The Scope of Section 8(a)(4)
National contends in any event that an employer
cannot be found in violation of 8(a)(4) for taking an
adverse action against an employee unless that employee has,
strictly, "filed charges or given testimony under the Act."
N.L.R.A. 8(a)(4), 29 U.S.C. 158(a)(4), and that the Board
impermissibly broadened its scope by ruling that it also
protects supporting or assisting another in relation to the
filing of charges.
Section 8(a)(4) should be read broadly in favor of
the employee, NLRB v. Scrivener, 405 U.S. 117, 122 (1972),
NLRB v. Globe Manufacturing Co., 580 F.2d 18, 20 (1st Cir.

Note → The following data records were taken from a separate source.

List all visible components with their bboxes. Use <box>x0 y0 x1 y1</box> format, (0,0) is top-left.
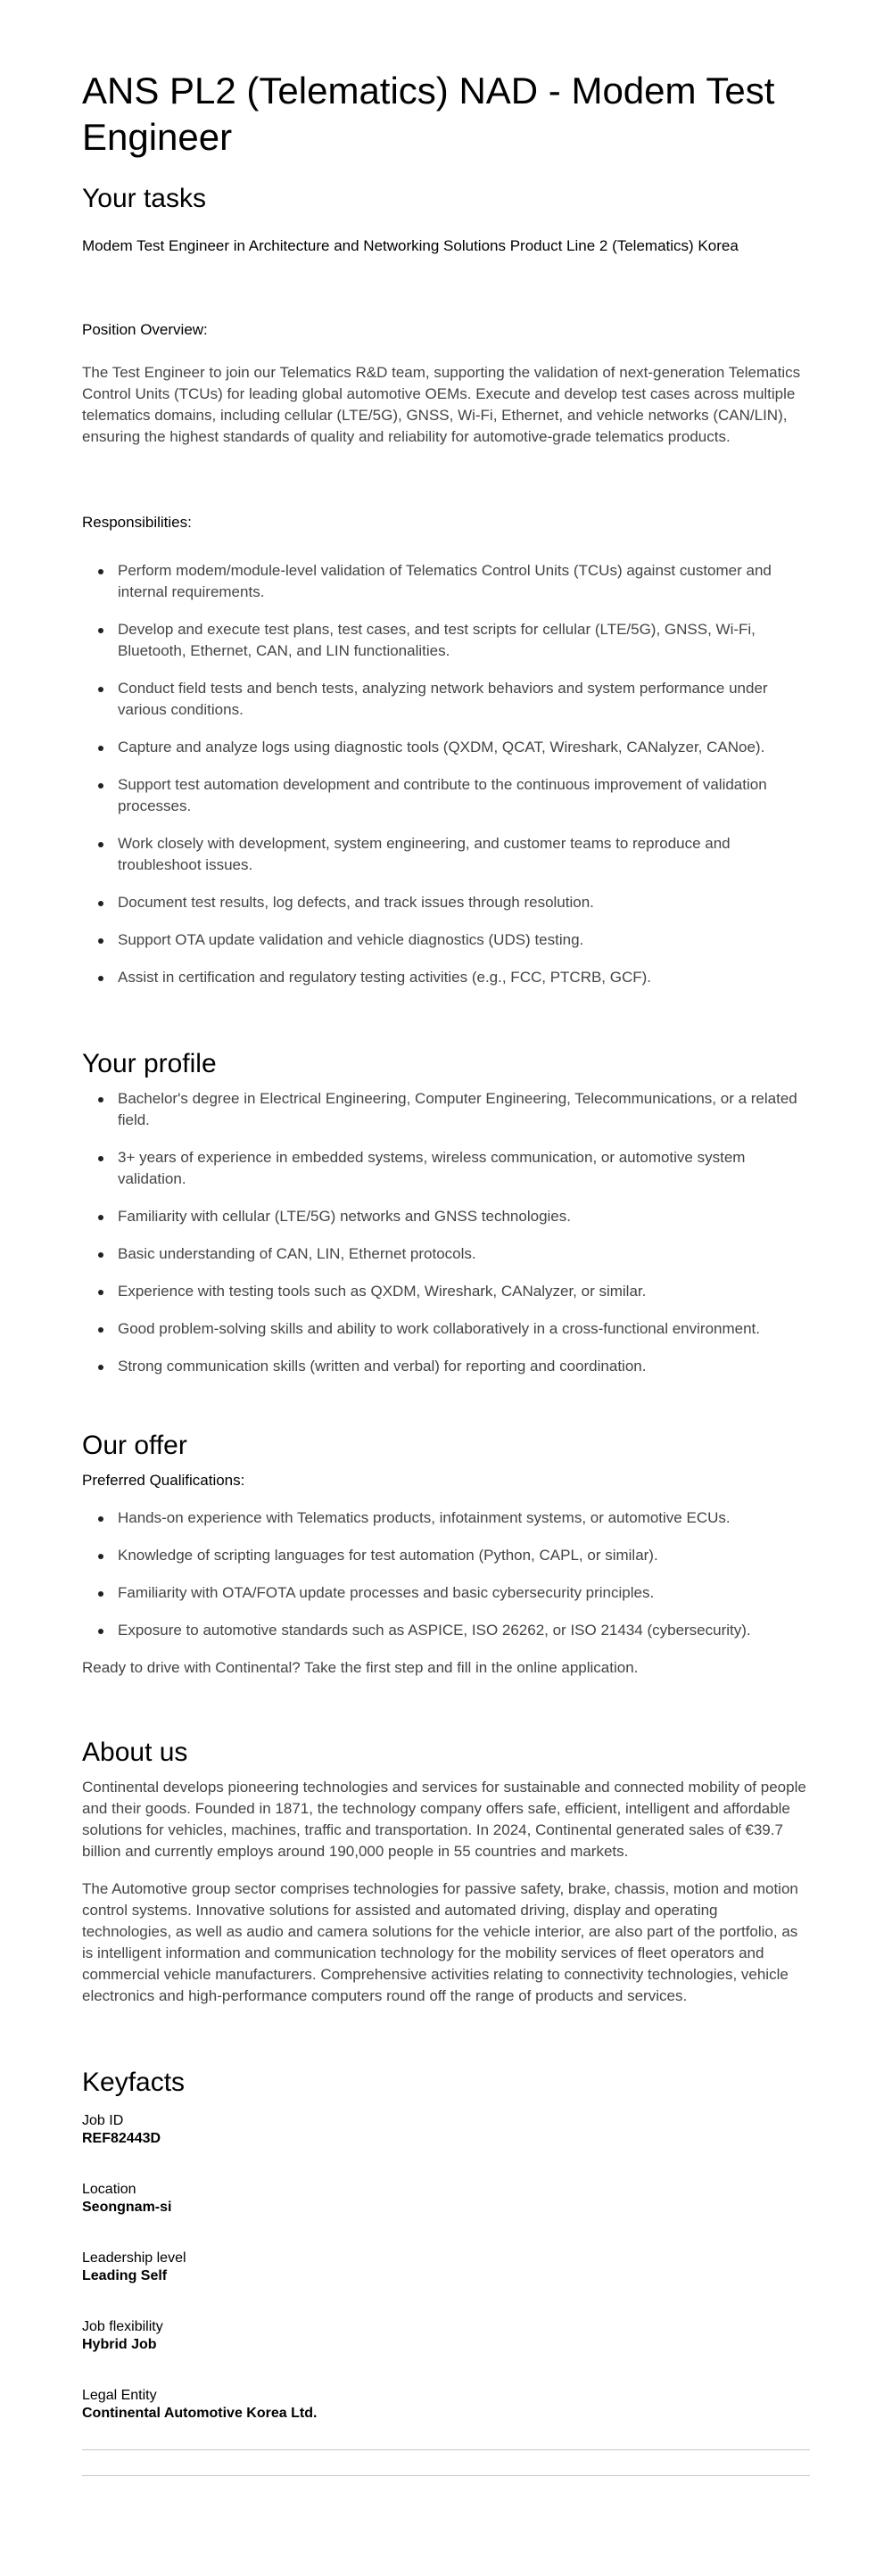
list-item: Experience with testing tools such as QXDM, Wireshark, CANalyzer, or similar. <box>118 1281 810 1302</box>
divider <box>82 2475 810 2476</box>
keyfact-value: Seongnam-si <box>82 2200 172 2215</box>
tasks-subtitle: Modem Test Engineer in Architecture and Networking Solutions Product Line 2 (Telematics) Korea <box>82 237 739 254</box>
list-item: Document test results, log defects, and track issues through resolution. <box>118 892 810 913</box>
profile-list <box>82 1088 810 1377</box>
list-item: 3+ years of experience in embedded systems, wireless communication, or automotive system validation. <box>118 1147 810 1190</box>
keyfact-value: Hybrid Job <box>82 2337 157 2352</box>
responsibilities-list <box>82 560 810 988</box>
overview-label: Position Overview: <box>82 321 208 338</box>
keyfact-label: Location <box>82 2182 136 2197</box>
list-item: Assist in certification and regulatory testing activities (e.g., FCC, PTCRB, GCF). <box>118 967 810 988</box>
list-item: Perform modem/module-level validation of Telematics Control Units (TCUs) against customer and internal requirements. <box>118 560 810 603</box>
list-item: Capture and analyze logs using diagnostic tools (QXDM, QCAT, Wireshark, CANalyzer, CANoe). <box>118 737 810 758</box>
keyfact-location <box>82 2181 810 2217</box>
list-item: Basic understanding of CAN, LIN, Ethernet protocols. <box>118 1243 810 1265</box>
keyfact-value: Continental Automotive Korea Ltd. <box>82 2406 318 2421</box>
about-paragraph-2: The Automotive group sector comprises technologies for passive safety, brake, chassis, motion and motion control systems. Innovative solutions for assisted and automated driving, display and operating technologies, as well as audio and camera solutions for the vehicle interior, are also part of the portfolio, as is intelligent information and communication technology for the mobility services of fleet operators and commercial vehicle manufacturers. Comprehensive activities relating to connectivity technologies, vehicle electronics and high-performance computers round off the range of products and services. <box>82 1880 798 2004</box>
keyfacts-section <box>82 2066 810 2476</box>
keyfact-job-id <box>82 2112 810 2148</box>
list-item: Strong communication skills (written and verbal) for reporting and coordination. <box>118 1356 810 1377</box>
about-paragraph-1: Continental develops pioneering technologies and services for sustainable and connected mobility of people and their goods. Founded in 1871, the technology company offers safe, efficient, intelligent and affordable solutions for vehicles, machines, traffic and transportation. In 2024, Continental generated sales of €39.7 billion and currently employs around 190,000 people in 55 countries and markets. <box>82 1779 806 1860</box>
offer-section <box>82 1429 810 1679</box>
tasks-section <box>82 182 810 988</box>
list-item: Hands-on experience with Telematics products, infotainment systems, or automotive ECUs. <box>118 1507 810 1529</box>
profile-section <box>82 1047 810 1377</box>
list-item: Work closely with development, system engineering, and customer teams to reproduce and troubleshoot issues. <box>118 833 810 876</box>
keyfact-legal-entity <box>82 2387 810 2423</box>
list-item: Support OTA update validation and vehicle diagnostics (UDS) testing. <box>118 929 810 951</box>
overview-text: The Test Engineer to join our Telematics R&D team, supporting the validation of next-generation Telematics Control Units (TCUs) for leading global automotive OEMs. Execute and develop test cases across multiple telematics domains, including cellular (LTE/5G), GNSS, Wi-Fi, Ethernet, and vehicle networks (CAN/LIN), ensuring the highest standards of quality and reliability for automotive-grade telematics products. <box>82 364 801 445</box>
cta-text: Ready to drive with Continental? Take the first step and fill in the online application. <box>82 1659 639 1676</box>
keyfact-label: Job flexibility <box>82 2319 163 2334</box>
keyfact-leadership-level <box>82 2250 810 2285</box>
list-item: Develop and execute test plans, test cases, and test scripts for cellular (LTE/5G), GNSS, Wi-Fi, Bluetooth, Ethernet, CAN, and LIN functionalities. <box>118 619 810 662</box>
list-item: Support test automation development and contribute to the continuous improvement of validation processes. <box>118 774 810 817</box>
offer-heading: Our offer <box>82 1431 187 1460</box>
list-item: Exposure to automotive standards such as ASPICE, ISO 26262, or ISO 21434 (cybersecurity). <box>118 1620 810 1641</box>
divider <box>82 2449 810 2450</box>
page-title: ANS PL2 (Telematics) NAD - Modem Test Engineer <box>82 70 775 158</box>
list-item: Familiarity with cellular (LTE/5G) networks and GNSS technologies. <box>118 1206 810 1227</box>
list-item: Familiarity with OTA/FOTA update processes and basic cybersecurity principles. <box>118 1582 810 1604</box>
keyfact-value: REF82443D <box>82 2131 161 2146</box>
keyfact-label: Job ID <box>82 2113 124 2128</box>
about-heading: About us <box>82 1738 188 1767</box>
keyfact-value: Leading Self <box>82 2268 168 2283</box>
list-item: Bachelor's degree in Electrical Engineering, Computer Engineering, Telecommunications, or a related field. <box>118 1088 810 1131</box>
keyfact-label: Leadership level <box>82 2250 186 2266</box>
keyfact-job-flexibility <box>82 2318 810 2354</box>
tasks-heading: Your tasks <box>82 184 206 213</box>
preferred-list <box>82 1507 810 1641</box>
profile-heading: Your profile <box>82 1049 217 1078</box>
keyfacts-heading: Keyfacts <box>82 2068 186 2097</box>
list-item: Good problem-solving skills and ability to work collaboratively in a cross-functional environment. <box>118 1318 810 1340</box>
about-section <box>82 1736 810 2007</box>
preferred-label: Preferred Qualifications: <box>82 1472 245 1489</box>
list-item: Conduct field tests and bench tests, analyzing network behaviors and system performance under various conditions. <box>118 678 810 721</box>
keyfact-label: Legal Entity <box>82 2388 157 2403</box>
list-item: Knowledge of scripting languages for test automation (Python, CAPL, or similar). <box>118 1545 810 1566</box>
responsibilities-label: Responsibilities: <box>82 514 192 531</box>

1978), and the Board's reading, if permissible, is entitled
to substantial deference. NLRB v. J. Weingarten, Inc., 420
U.S. 251, 266-67 (1974).
Scrivener held that 8(a)(4) protected employees
who gave sworn statements to a Board field examiner
investigating an unfair labor practice charge filed against
their employer, although they had neither personally "filed
charges" nor literally "given testimony." 405 U.S. 117, 121.
The Court found this liberal approach justified by the
congressional purpose to allow "all persons with information
-13-
about [unfair labor] practices to be completely free from
coercion against reporting them to the Board," id. at 121
(citation omitted), and to protect the integrity of all
investigative stages of Board proceedings and an employee's
participation in them, regardless of whether it falls
somewhere between an actual filing and formal testifying.
Id. at 122-124.
The Scrivener rationale has led to the
interpretation of 8(a)(4) to protect an employee who merely
threatens to file charges with the Board, Grand Rapids Die
Casting Corp. v. NLRB, 831 F.2d 112 (6th Cir. 1987); who
refuses to testify on the employer's behalf in relation to
charges filed with the Board, NLRB v. Retail Store Employees
Union Local 876, 570 F.2d 586, 590 (6th Cir.), cert. denied,
439 U.S. 819 (1978) ("[c]oercing employees to give untrue
testimony just as surely undermines the integrity of Board
proceedings as does coercing employees to give no testimony
at all"); or whom the employer believes has filed or intends
to file a charge with the Board. First National Bank & Trust
Co., 209 N.L.R.B. 95, enf'd, 505 F.2d 729 (3d Cir. 1974)
(table).
Here the Board found that Ortega had discharged
Quintero, Silva, and the Duque brothers because he believed
"that they had supported Yeppes in relation to the filing of
the unfair labor practice charge." Strictly, it twice used
-14-
the verb "support," and twice the verb "assist." We deduce
from the factual context in which it grounded its finding
that the Board concluded Ortega was motivated by a belief
that the men either had or intended to provide not mere
encouragement or reassurance, but actual, tangible support in
the prosecution of Yeppes' complaint, i.e., in the form of
providing corroborative statements or testimony, which Ortega
knew them to be in a position to do. These men had been part
of the group allegedly laid off by Ortega because of their
union membership and stood in the exact same positions vis a
vis their employer and the Board as did Yeppes, save that
Yeppes had been the only one to actually sign the complaint.
The Board reasonably surmised Ortega's dismissal of the men
to have been prompted by a belief that they had or could
corroborate Yeppes' allegations to the Board, i.e., that they
had or might exercise their rights under the Act.
The order of the Board is therefore affirmed, and
its cross-appeal for enforcement is granted.